Die Herstellung von Gussformen wird in verschiedenen Sektoren von Produktdesignern, Unternehmern und Lehrern eingesetzt, um identische Teile zu erstellen. Der Spritzguss ist ein besonders vielseitiger Formenbauprozess, der typischerweise für die Herstellung von Großserien eingesetzt wird. Mit diesem Verfahren lassen sich auf kostengünstige, hocheffiziente, wiederholbare Weise hochqualitative Teile in großen Mengen produzieren. Für kleinere Produktionsmengen sind der Kosten- und Zeitaufwand für die Herstellung der Form aus üblichen Werkzeugmetallen jedoch ein Hindernis und machen es für viele Unternehmen unmöglich, den Spritzguss als Verfahren für die Massenproduktion zu nutzen. 
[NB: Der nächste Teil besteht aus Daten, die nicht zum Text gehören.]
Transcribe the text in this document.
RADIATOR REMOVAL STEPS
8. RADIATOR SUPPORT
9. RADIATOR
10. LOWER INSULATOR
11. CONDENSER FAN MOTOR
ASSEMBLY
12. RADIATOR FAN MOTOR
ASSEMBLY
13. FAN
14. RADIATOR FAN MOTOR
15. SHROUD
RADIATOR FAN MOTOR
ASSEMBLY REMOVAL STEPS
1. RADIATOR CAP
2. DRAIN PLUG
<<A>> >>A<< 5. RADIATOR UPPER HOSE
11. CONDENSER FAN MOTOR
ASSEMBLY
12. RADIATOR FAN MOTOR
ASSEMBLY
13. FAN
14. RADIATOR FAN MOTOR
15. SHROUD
Was macht man also, wenn man eine dringende Anfrage erhält, innerhalb einer Woche ein einige Tausend identische Teile zu produzieren? Die Nutzung von 3D-gedruckten Spritzgussformen für die Kleinserienproduktion reduziert die Kosten und die Zeit im Vergleich zum CNC-Fräsen von Metallformen erheblich, während dabei immer noch hochqualitative und wiederholbare Teile produziert werden.

Formlabs hat mit den Technologieentwicklungsingenieuren Michelle Sing und Jake Fallon, dem Prozessingenieur für additive Fertigung, Collin Azinger, und dem globalen Technologiemanager für additive Fertigung, Fabio Lamon, bei Braskem, einem weltweit führenden Petrochemieunternehmen, gesprochen, um mehr über Braskems erste Erfahrungen mit dem Spritzguss mit einer 3D-Druckform zu erfahren.

Schnelle Fertigung von Spritzgussformen in Kleinserie: Eine Live-Podiumsdiskussion

Nehmen Sie an unserer Podiumsdiskussion teil, in der Experten aus der Spritzgussbranche besprechen, wie 3D-Druck den Formenbau auf Abruf ermöglicht, um Hunderte Teile in nur wenigen Tagen von der Idee zur Produktion zu bringen.

Direktdruck oder Spritzguss?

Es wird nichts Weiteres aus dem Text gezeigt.